Il documento è chiuso da tempo in un cassetto dell’Inps. Una nota lasciata dall’ex coordinatore generale del servizio statistico attuariale dell’Istituto di previdenza sociale, Antonietta Mundo, colei che fino a poco tempo fa (è appena andata in pensione) sovrintendeva a tutte le stime sul futuro pensionistico degli italiani.
Tra le pagine del dossier c’è un passaggio che suona come un campanello d’allarme. «Se le stime del Mef (ministero dell’economia e delle finanze, ndr) fossero verificate», si legge nel testo che Il Messaggero ha potuto visionare, «sarebbe la prima volta che i contributi versati, anziché rivalutarsi, subiscono un decremento». Per capire di cosa parla Antonietta Mundo e perché il documento, ha creato qualche apprensione già al governo precedente, bisogna fare un passo indietro.
Con il nuovo sistema previdenziale, la pensione è frutto dei contributi che ogni lavoratore accumula. Il datore di lavoro preleva il 33 per cento dello stipendio e lo versa all’Inps. Ogni anno l’Inps rivaluta questi contributi. Un po’ come quando si portano i soldi in banca e la banca paga un interesse. Il tasso di interesse pagato dall’Inps è pari alla crescita media del Pil nominale nei cinque anni precedenti. Il Pil nominale è, grossolanamente, la somma tra il Pil reale e l’inflazione. Insomma, se l’azienda Italia marcia e c’è anche un po’ di inflazione, le pensioni pubbliche saranno soddisfacenti.

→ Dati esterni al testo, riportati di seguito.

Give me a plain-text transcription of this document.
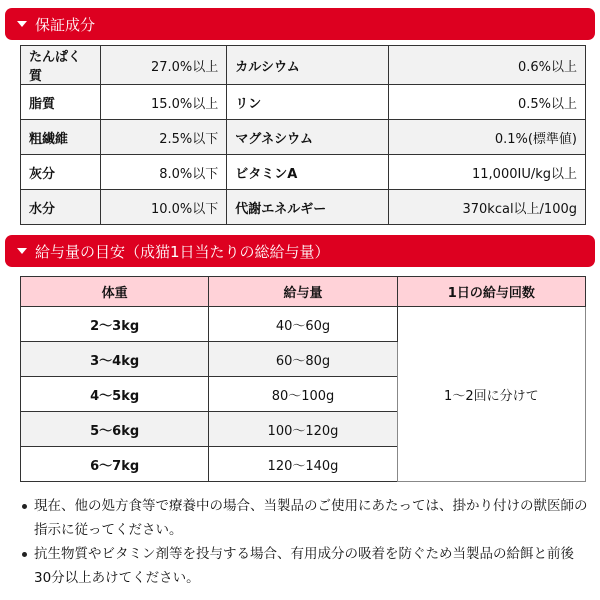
保証成分
たんぱく質	27.0%以上	カルシウム	0.6%以上
脂質	15.0%以上	リン	0.5%以上
粗繊維	2.5%以下	マグネシウム	0.1%(標準値)
灰分	8.0%以下	ビタミンA	11,000IU/kg以上
水分	10.0%以下	代謝エネルギー	370kcal以上/100g
給与量の目安（成猫1日当たりの総給与量）
体重	給与量	1日の給与回数
2〜3kg	40〜60g	1〜2回に分けて
3〜4kg	60〜80g	
4〜5kg	80〜100g	
5〜6kg	100〜120g	
6〜7kg	120〜140g	
現在、他の処方食等で療養中の場合、当製品のご使用にあたっては、掛かり付けの獣医師の指示に従ってください。
抗生物質やビタミン剤等を投与する場合、有用成分の吸着を防ぐため当製品の給餌と前後30分以上あけてください。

Ma se accade, come sta accadendo, il contrario? Se il Pil non cresce e l’inflazione arretra e diventa deflazione, i contributi versati all’Inps invece di aumentare diminuiscono. È come se si portassero 1.000 euro in banca e l’anno dopo se ne trovassero sul conto 990. Per capire quanto sia serio il problema basta prendere l’esempio riportato nel documento. Nel 1997 il tasso di rivalutazione dei contributi è stato del 5,5871 per cento. Nel 2012 si è scesi all’1,1344 per cento. Nel 2014, spiega il dossier, «si avrà un tasso di capitalizzazione di segno negativo stimato pari a -0,024 per cento». Per la prima volta, insomma, 1.000 euro messi da parte all’Inps per la pensione varranno 999,9 euro. E sarà, come detto, la prima volta in assoluto da quando esiste il sistema contributivo.
LE SIMULAZIONI
Cosa succederà alle future pensioni, a quelle di chi lascerà il lavoro tra cinque, dieci o anche trent’anni? Un solo anno ovviamente significa poco, ma se la crisi dovesse essere lunga e la crescita una chimera, allora sarebbero guai seri. Una simulazione (si veda grafico in pagina) è stata elaborata da Progetica, una delle principali società indipendenti di consulenza italiane sui temi previdenziali. In assenza di crescita la futura pensione, per esempio, di un trentenne di oggi potrebbe essere più leggera del 22 per cento. Se il Pil aumentasse in media del 2 per cento l’anno, il trentenne lavoratore dipendente quando a circa 67 anni lascerà il lavoro, incasserebbe una pensione pubblica pari al 71 per cento della sua ultima retribuzione. Ma se la crescita del Pil fosse «zero», quella stessa pensione non supererebbe il 49 per cento dell’ultimo stipendio. Lo stesso, anche se in misura minore, sarebbe valido anche per un attuale cinquantenne che con una crescita zero si vedrebbe l’assegno ridotto dell’11 per cento rispetto ad una situazione in cui il Pil marciasse al ritmo del 2 per cento l’anno. Se non si ricomincia a crescere e se non arriva almeno un po’ di inflazione insomma, i futuri pensionati rischiano di essere poveri.